Avis à tous les lecteurs:

"Un médecin du sport vous informe" répond à la demande de nombreux confrères, patients et sportifs. Il est le reflet de connaissances acquises tout au long de ma vie professionnelle auprès d'enseignants remarquables, connaissances que je me suis efforcé de rendre accessibles au plus grand nombre par le biais d’images trouvées sur le Net, qui sont devenues par la force des choses, la propriété intellectuelle de tous; si cela dérange, elles seront retirées.
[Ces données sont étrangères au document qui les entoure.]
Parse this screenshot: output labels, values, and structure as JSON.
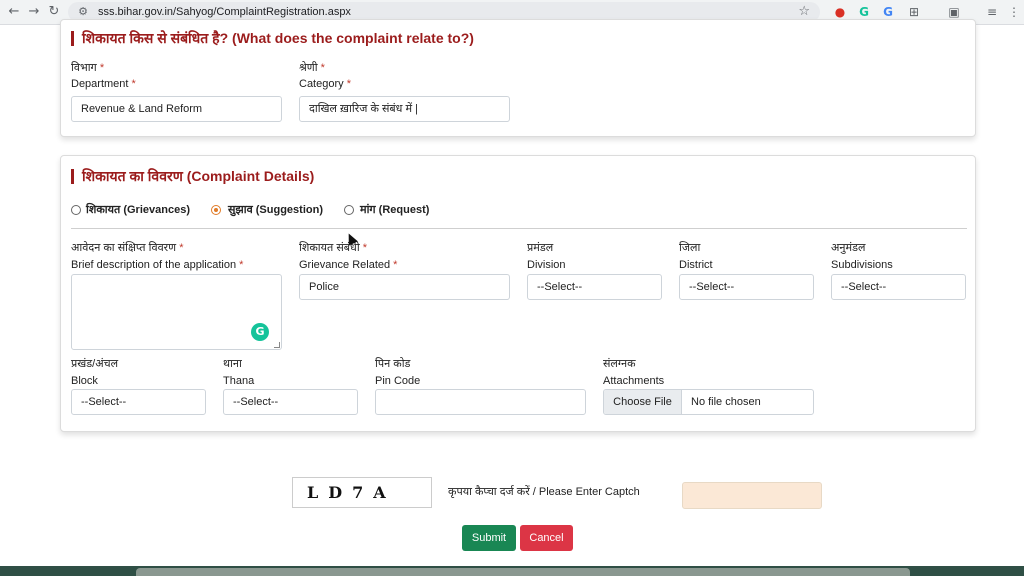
{
  "browser": {
    "url": "sss.bihar.gov.in/Sahyog/ComplaintRegistration.aspx",
    "back_icon": "←",
    "forward_icon": "→",
    "reload_icon": "↻",
    "site_info_icon": "⚙",
    "star_icon": "☆",
    "extension_icons": [
      "●",
      "G",
      "G",
      "⊞",
      "▣",
      "≡",
      "⋮"
    ]
  },
  "section1": {
    "title": "शिकायत किस से संबंधित है? (What does the complaint relate to?)",
    "department": {
      "label_hi": "विभाग",
      "label_en": "Department",
      "required": "*",
      "value": "Revenue & Land Reform"
    },
    "category": {
      "label_hi": "श्रेणी",
      "label_en": "Category",
      "required": "*",
      "value": "दाखिल ख़ारिज के संबंध में |"
    }
  },
  "section2": {
    "title": "शिकायत का विवरण (Complaint Details)",
    "radios": [
      {
        "label": "शिकायत (Grievances)",
        "checked": false
      },
      {
        "label": "सुझाव (Suggestion)",
        "checked": true
      },
      {
        "label": "मांग (Request)",
        "checked": false
      }
    ],
    "brief": {
      "label_hi": "आवेदन का संक्षिप्त विवरण",
      "label_en": "Brief description of the application",
      "required": "*",
      "value": ""
    },
    "grievance": {
      "label_hi": "शिकायत संबंधी",
      "label_en": "Grievance Related",
      "required": "*",
      "value": "Police"
    },
    "division": {
      "label_hi": "प्रमंडल",
      "label_en": "Division",
      "value": "--Select--"
    },
    "district": {
      "label_hi": "जिला",
      "label_en": "District",
      "value": "--Select--"
    },
    "subdivision": {
      "label_hi": "अनुमंडल",
      "label_en": "Subdivisions",
      "value": "--Select--"
    },
    "block": {
      "label_hi": "प्रखंड/अंचल",
      "label_en": "Block",
      "value": "--Select--"
    },
    "thana": {
      "label_hi": "थाना",
      "label_en": "Thana",
      "value": "--Select--"
    },
    "pincode": {
      "label_hi": "पिन कोड",
      "label_en": "Pin Code",
      "value": ""
    },
    "attachments": {
      "label_hi": "संलग्नक",
      "label_en": "Attachments",
      "button": "Choose File",
      "status": "No file chosen"
    }
  },
  "captcha": {
    "code": "LD7A",
    "label": "कृपया कैप्चा दर्ज करें / Please Enter Captch",
    "value": ""
  },
  "actions": {
    "submit": "Submit",
    "cancel": "Cancel"
  },
  "colors": {
    "section_title": "#9b1c1c",
    "required": "#c0392b",
    "submit": "#198754",
    "cancel": "#dc3545",
    "radio_checked": "#e07b28",
    "captcha_input_bg": "#fbe8d6"
  }
}
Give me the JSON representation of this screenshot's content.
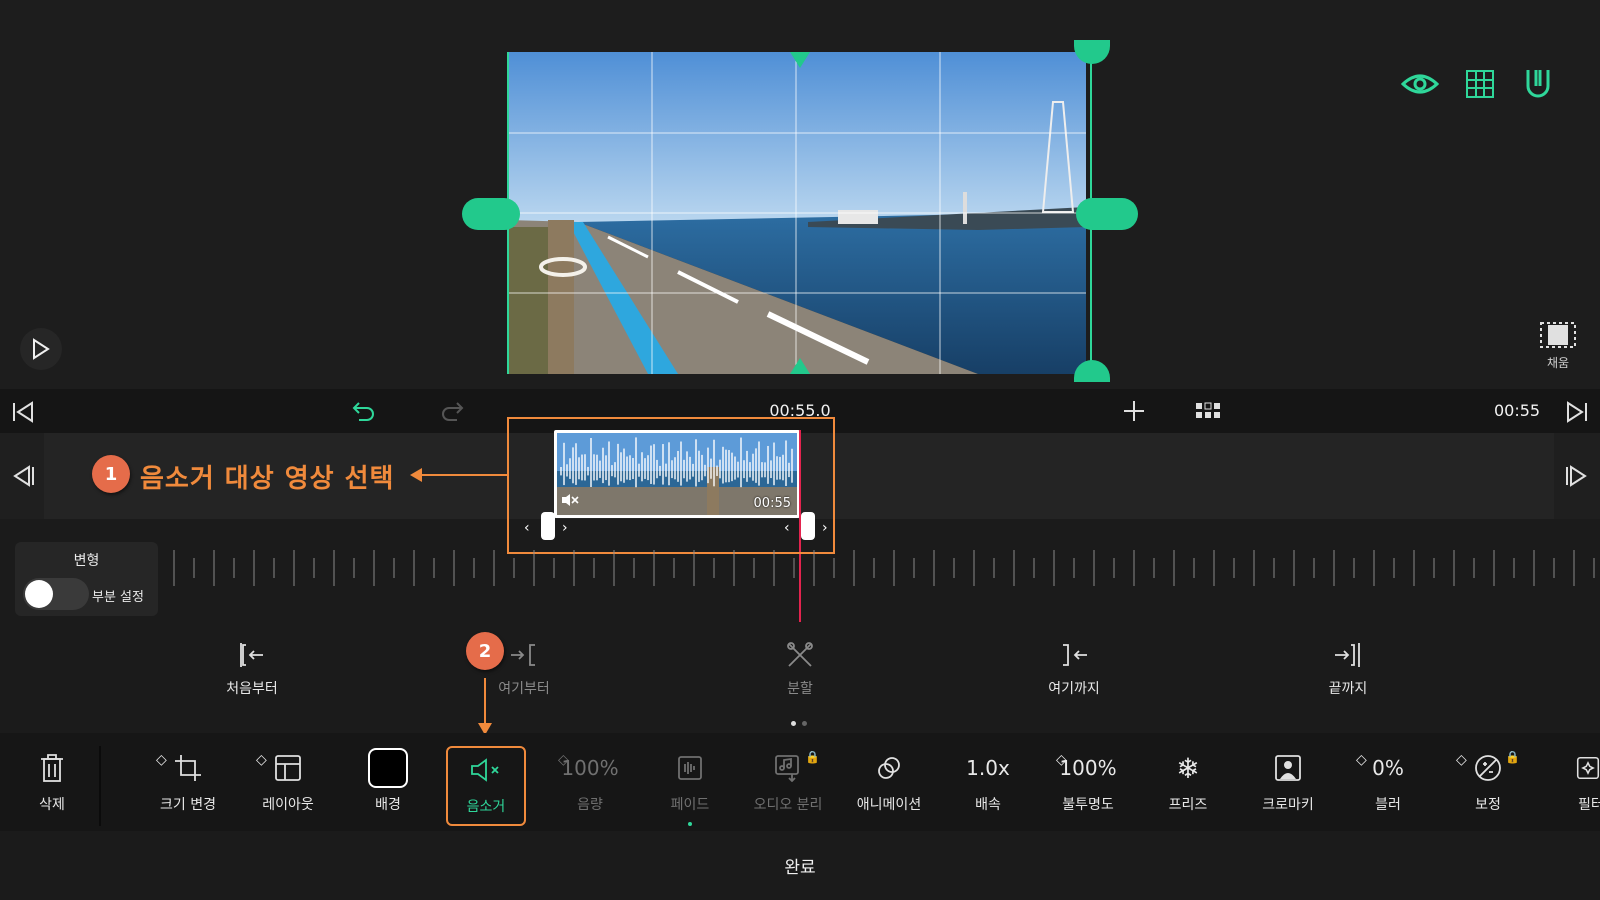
{
  "preview": {
    "fill_label": "채움"
  },
  "timeline": {
    "timecode": "00:55.0",
    "duration": "00:55",
    "clip_duration": "00:55"
  },
  "annotations": {
    "step1_badge": "1",
    "step1_text": "음소거 대상 영상 선택",
    "step2_badge": "2"
  },
  "transform": {
    "title": "변형",
    "toggle_label": "부분 설정",
    "toggle_on": false
  },
  "split_actions": [
    {
      "label": "처음부터",
      "icon": "trim-from-start-icon"
    },
    {
      "label": "여기부터",
      "icon": "trim-from-here-icon"
    },
    {
      "label": "분할",
      "icon": "scissors-icon"
    },
    {
      "label": "여기까지",
      "icon": "trim-to-here-icon"
    },
    {
      "label": "끝까지",
      "icon": "trim-to-end-icon"
    }
  ],
  "tools": {
    "delete": "삭제",
    "resize": "크기 변경",
    "layout": "레이아웃",
    "background": "배경",
    "mute": "음소거",
    "volume_value": "100%",
    "volume": "음량",
    "fade": "페이드",
    "audio_split": "오디오 분리",
    "animation": "애니메이션",
    "speed_value": "1.0x",
    "speed": "배속",
    "opacity_value": "100%",
    "opacity": "불투명도",
    "freeze": "프리즈",
    "chromakey": "크로마키",
    "blur_value": "0%",
    "blur": "블러",
    "correction": "보정",
    "filter": "필터"
  },
  "done_label": "완료",
  "colors": {
    "accent": "#2fd79a",
    "annotation": "#f08a3c",
    "playhead": "#e3234e"
  }
}
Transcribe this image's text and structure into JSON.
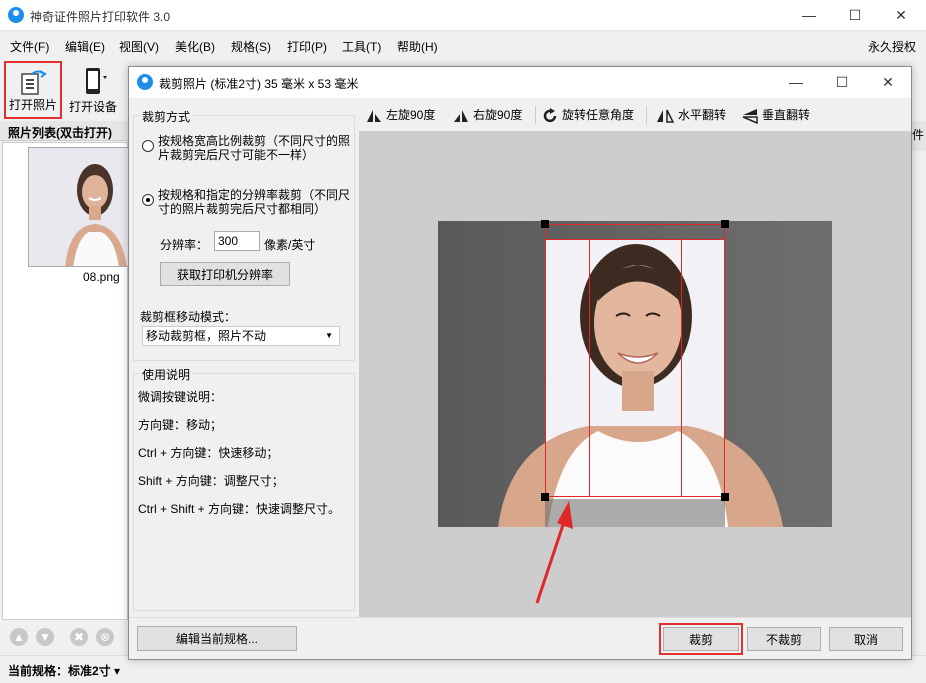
{
  "app": {
    "title": "神奇证件照片打印软件 3.0",
    "accent": "#1a8ee8",
    "highlight": "#e03030"
  },
  "window_controls": {
    "minimize": "—",
    "maximize": "☐",
    "close": "✕"
  },
  "menu": {
    "items": [
      "文件(F)",
      "编辑(E)",
      "视图(V)",
      "美化(B)",
      "规格(S)",
      "打印(P)",
      "工具(T)",
      "帮助(H)"
    ],
    "license": "永久授权"
  },
  "toolbar": {
    "open_photo": "打开照片",
    "open_device": "打开设备"
  },
  "photo_list": {
    "header": "照片列表(双击打开)",
    "items": [
      {
        "name": "08.png"
      }
    ]
  },
  "status": {
    "current_spec": "当前规格：标准2寸 ▾"
  },
  "right_edge_label": "件",
  "dialog": {
    "title": "裁剪照片 (标准2寸) 35 毫米 x 53 毫米",
    "crop_mode": {
      "title": "裁剪方式",
      "option1": "按规格宽高比例裁剪（不同尺寸的照片裁剪完后尺寸可能不一样）",
      "option2": "按规格和指定的分辨率裁剪（不同尺寸的照片裁剪完后尺寸都相同）",
      "resolution_label": "分辨率：",
      "resolution_value": "300",
      "resolution_unit": "像素/英寸",
      "get_printer_resolution": "获取打印机分辨率"
    },
    "move_mode": {
      "label": "裁剪框移动模式：",
      "selected": "移动裁剪框，照片不动"
    },
    "help": {
      "title": "使用说明",
      "lines": [
        "微调按键说明：",
        "方向键：移动；",
        "Ctrl + 方向键：快速移动；",
        "Shift + 方向键：调整尺寸；",
        "Ctrl + Shift + 方向键：快速调整尺寸。"
      ]
    },
    "image_tools": {
      "rotate_left": "左旋90度",
      "rotate_right": "右旋90度",
      "rotate_any": "旋转任意角度",
      "flip_h": "水平翻转",
      "flip_v": "垂直翻转"
    },
    "footer": {
      "edit_spec": "编辑当前规格...",
      "crop": "裁剪",
      "no_crop": "不裁剪",
      "cancel": "取消"
    }
  }
}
Certains articles peuvent apparaître un peu plus polémiques que d'autres et indisposer, toutefois il n'est pas question de tergiverser ou de se taire quand il s'agit de problèmes d'éthique, en particulier en matière de dopage et quand la santé des sportifs est en jeu, compte tenu du nombre élevé de blessures liées au surentraînement et à une pratique imbécile d'une certaine musculation, qui n'est plus au service de la vitesse et de la force explosive, les deux qualités physiques reines, qui ne respecte pas les règles de la physiologie musculaire et qui, au lieu d'optimiser la performance, fait ressembler certains sportifs body-buildés à l'extrême davantage à des bêtes de foire gavées aux anabolisants qu’à des athlètes de haut niveau.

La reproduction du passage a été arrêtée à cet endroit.